La storia della Moka e con lei della Bialetti da piccola fonderia a colosso industriale è fatta di sogni, audaci piani industriali e fortunate campagne pubblicitarie. Protagonista assieme alla Moka è il flemmatico omino Bialetti, star dei jingle di Carosello ideati da Paul Campani nel 1954 e ispirato alla figura di Renato Bialetti. Nel 1956 il pubblicitario Aldo Beldì, che già aveva partecipato alla realizzazione dell’omino baffuto, realizza una moka gigante da cui esce acqua scura profumata al caffè ed esposta alla fiera campionaria di Milano.

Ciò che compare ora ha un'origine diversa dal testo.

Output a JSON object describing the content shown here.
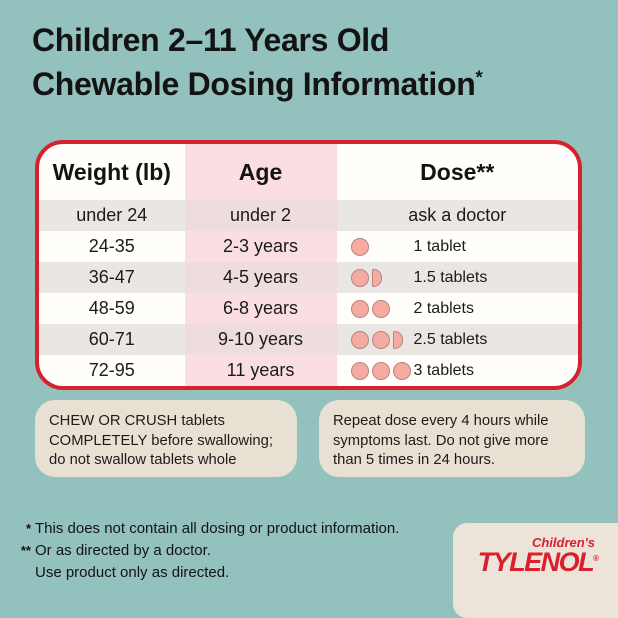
{
  "title": {
    "line1": "Children 2–11 Years Old",
    "line2": "Chewable Dosing Information",
    "footnote_marker": "*"
  },
  "table": {
    "headers": [
      "Weight (lb)",
      "Age",
      "Dose**"
    ],
    "rows": [
      {
        "weight": "under 24",
        "age": "under 2",
        "dose_label": "ask a doctor",
        "tablets": 0
      },
      {
        "weight": "24-35",
        "age": "2-3 years",
        "dose_label": "1 tablet",
        "tablets": 1
      },
      {
        "weight": "36-47",
        "age": "4-5 years",
        "dose_label": "1.5 tablets",
        "tablets": 1.5
      },
      {
        "weight": "48-59",
        "age": "6-8 years",
        "dose_label": "2 tablets",
        "tablets": 2
      },
      {
        "weight": "60-71",
        "age": "9-10 years",
        "dose_label": "2.5 tablets",
        "tablets": 2.5
      },
      {
        "weight": "72-95",
        "age": "11 years",
        "dose_label": "3 tablets",
        "tablets": 3
      }
    ]
  },
  "notes": [
    {
      "text": "CHEW OR CRUSH tablets\nCOMPLETELY before swallowing;\ndo not swallow tablets whole"
    },
    {
      "text": "Repeat dose every 4 hours while\nsymptoms last. Do not give more\nthan 5 times in 24 hours."
    }
  ],
  "footnotes": [
    {
      "marker": "*",
      "text": "This does not contain all dosing or product information."
    },
    {
      "marker": "**",
      "text": "Or as directed by a doctor."
    },
    {
      "marker": "",
      "text": "Use product only as directed."
    }
  ],
  "logo": {
    "line1": "Children's",
    "line2": "TYLENOL",
    "registered": "®"
  },
  "colors": {
    "background_teal": "#93c1bd",
    "card_border_red": "#d6222d",
    "age_column_pink": "#fbdee2",
    "age_column_pink_muted": "#efdcdc",
    "stripe_gray": "#e9e6e3",
    "tablet_pink": "#f5aba2",
    "tablet_outline": "#b5857e",
    "note_beige": "#e8e0d3",
    "logo_cream": "#ece4d8",
    "brand_red": "#da1f2e",
    "text_dark": "#131313"
  }
}
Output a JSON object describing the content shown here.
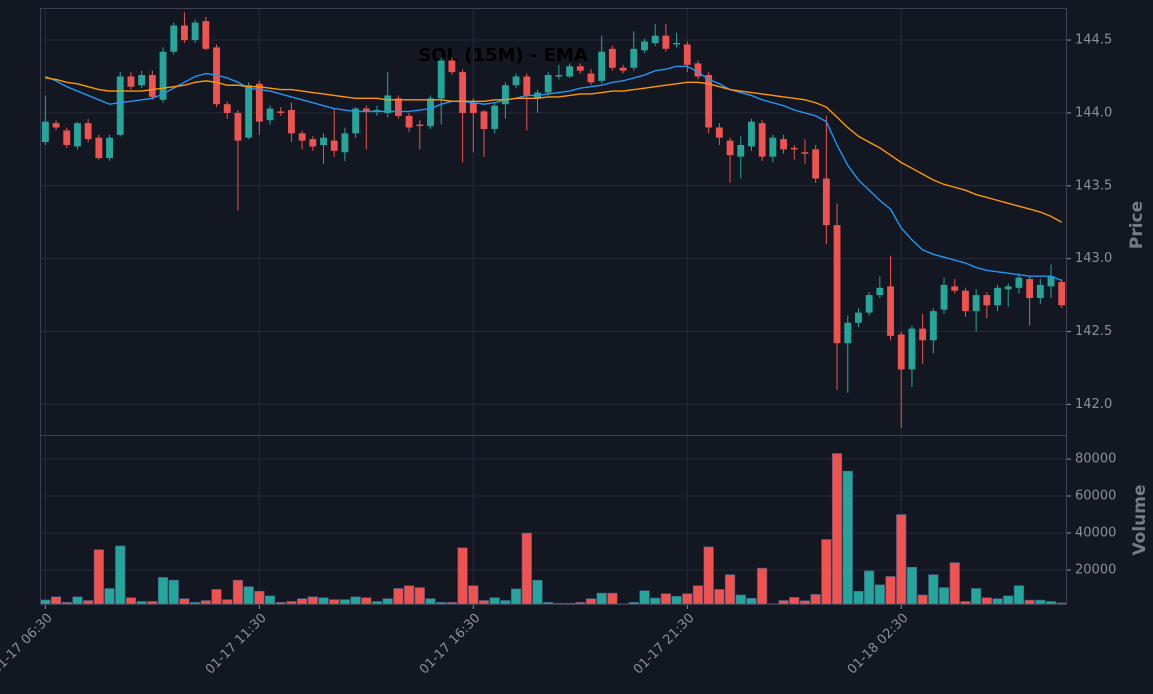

Oggi quel pressofuso di alluminio che Alfonso Bialetti si portava a letto è esposto nel Design Museum della Triennale di Milano e al Moma di New York, dove è guardato come fosse un frammento dell’ufo di Roswell.
Ottant’anni di onorata carriera e la moka è ancora la regina del piano cucina e come Madonna non ha nessuna intenzione di cedere lo scettro alla reginetta del pop di turno, finché tengono le autoreggenti. Se vincere la battaglia contro la cuccumella, la caffettiera a stantuffo o il bollitore americano è stato facile, la guerra termonucleare contro la Nespresso si annuncia durissima. Ma la signora Moka, diventata maggiorenne in piena Guerra Fredda, conosce la sottile arte della diplomazia. Così ecco che accanto all’inossidabile Moka Express, troviamo la Moka Cream che fa il cappuccino e la Orzo Express che fa il caffè d’orzo. C’è poi la Mokona Bialetti, macchina a cialde travestita da moka. Se poi non bastassero i prezzi bassi perché non dare la possibilità di personalizzare la moka come ha fatto Coca Cola e Nutella? Chi di noi non vorrebbe vedere il proprio nome inciso su un’opera d’arte? E l’omino Bialetti se la ride sotto i baffi.